Adobe recently released an emergency update for Flash Player on all platforms after two zero-day bugs were discovered in the wild targeting Windows and Mac OS X computers. The vulnerabilities allowed hackers to hijack both Windows PCs and Macs. Adobe recommends all users to update their systems as soon as possible.
The first vulnerability, CVE-2013-0633, tricks users into downloading a Microsoft Word document sent via e-mail. As you might expect, the document contains malicious SWF (flash’s file extension) content that can then infect a user’s system. This exploit targets the ActiveX version of Flash Player for Windows, Adobe said.
The second exploit, CVE-2013-0634, targets Firefox and Safari users on Mac OS X by directing users to Websites containing malicious Flash content. This vulnerability is also being used against Windows users in a similar manner to the first exploit. Namely, malicious documents delivered via e-mail.
So there’s nothing new here in terms of malware delivery, but you should update your Flash Player software as soon as possible if it isn’t set to update automatically. Even though the newly patched weaknesses target Mac and Windows users, Adobe has also released updates for Flash Player on Linux and all versions of Android from 2.X to 4.X (basically, everyone running Flash on Android).
Checking to make sure you’ve got the latest updates to Flash Player these days is not easy task, as a single system can have several different versions. Windows 8 users, for example, will have Flash built-in to Internet Explorer and will receive their updates via Windows Update.
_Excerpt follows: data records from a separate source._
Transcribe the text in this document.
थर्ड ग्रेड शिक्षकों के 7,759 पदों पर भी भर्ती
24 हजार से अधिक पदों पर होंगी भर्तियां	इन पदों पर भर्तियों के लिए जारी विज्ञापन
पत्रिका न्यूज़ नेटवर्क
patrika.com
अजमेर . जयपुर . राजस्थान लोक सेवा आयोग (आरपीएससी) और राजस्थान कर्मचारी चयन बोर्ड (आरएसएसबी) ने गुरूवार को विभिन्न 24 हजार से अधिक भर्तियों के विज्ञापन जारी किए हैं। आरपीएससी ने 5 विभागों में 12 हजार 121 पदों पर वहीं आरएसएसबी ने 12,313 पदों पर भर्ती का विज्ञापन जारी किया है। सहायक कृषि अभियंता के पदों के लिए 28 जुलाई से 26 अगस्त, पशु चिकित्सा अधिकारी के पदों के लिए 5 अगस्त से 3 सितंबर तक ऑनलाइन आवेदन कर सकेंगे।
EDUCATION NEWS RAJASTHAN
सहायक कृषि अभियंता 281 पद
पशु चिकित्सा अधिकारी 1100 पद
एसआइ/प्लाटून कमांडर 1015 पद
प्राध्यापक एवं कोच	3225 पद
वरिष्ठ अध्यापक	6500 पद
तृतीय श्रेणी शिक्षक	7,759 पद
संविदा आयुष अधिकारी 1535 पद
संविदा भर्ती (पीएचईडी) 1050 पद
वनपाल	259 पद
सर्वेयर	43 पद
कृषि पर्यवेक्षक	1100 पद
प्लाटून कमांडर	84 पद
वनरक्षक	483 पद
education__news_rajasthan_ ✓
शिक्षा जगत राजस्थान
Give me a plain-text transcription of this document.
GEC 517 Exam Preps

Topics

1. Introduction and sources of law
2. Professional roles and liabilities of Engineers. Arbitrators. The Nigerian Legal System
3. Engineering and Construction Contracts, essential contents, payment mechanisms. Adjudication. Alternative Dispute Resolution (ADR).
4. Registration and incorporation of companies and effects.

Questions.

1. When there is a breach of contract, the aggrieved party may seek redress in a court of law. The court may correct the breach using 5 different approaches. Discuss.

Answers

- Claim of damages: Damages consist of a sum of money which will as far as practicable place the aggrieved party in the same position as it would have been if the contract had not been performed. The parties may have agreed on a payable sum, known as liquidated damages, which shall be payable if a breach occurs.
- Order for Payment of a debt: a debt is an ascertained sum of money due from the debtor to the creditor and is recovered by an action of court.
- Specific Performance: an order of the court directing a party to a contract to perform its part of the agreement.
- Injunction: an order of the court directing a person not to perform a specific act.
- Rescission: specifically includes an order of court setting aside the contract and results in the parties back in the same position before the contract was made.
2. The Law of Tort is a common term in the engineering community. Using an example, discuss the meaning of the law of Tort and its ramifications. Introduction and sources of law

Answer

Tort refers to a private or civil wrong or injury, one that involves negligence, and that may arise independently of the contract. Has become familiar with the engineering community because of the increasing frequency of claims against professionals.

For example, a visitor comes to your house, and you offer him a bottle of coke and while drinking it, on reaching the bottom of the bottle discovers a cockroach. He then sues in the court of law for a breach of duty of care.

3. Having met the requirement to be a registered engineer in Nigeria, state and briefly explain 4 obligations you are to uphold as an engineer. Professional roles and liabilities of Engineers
But you may also have Chrome, which has its own built-in version of Chrome, while Firefox uses the generic version of Flash.
The easiest way to figure out your Flash situation is to visit the Flash about page on Adobe’s Website. If you see an animation at the top of the page, that means you have Flash installed in your browser. Underneath the animation, you’ll see a little box dubbed “Version Information” telling you which version of Flash you currently have. Compare that number to the chart right below the version information box to make sure you’re up to date.
Most users should have Flash configured for automatic updates, but if you need to manually update Flash Player here’s how to get it done on Windows and OS X.
Windows 8 users need to open Windows Update by pressing the Windows Key + C to open the Charms Bar. Next, click the search icon at the top and type “update.” Next, click “Settings” right below the text entry box and then select “Check for updates” in the main window.
The easiest way for Windows 7 users to get the update is to go the Flash Player Download Center and download the update. Windows 8 users needing to manually update another browser such as Firefox can also download updates directly from Adobe. Chrome users receive updates automatically in the background.
Mac OS X users who need to manually update should open System Preferences and tap on the Flash Player icon in the “Other” section. Once the Flash Player preferences open, click on the ‘Advanced’ tab and then the “Check Now” button.
Windows users have more security update action to look forward to this coming Tuesday, which is Microsoft’s monthly patch Tuesday. The software maker on Thursday said it will release 12 patches for 57 vulnerabilities affecting users running Windows XP, Windows 7, and Window 8 systems.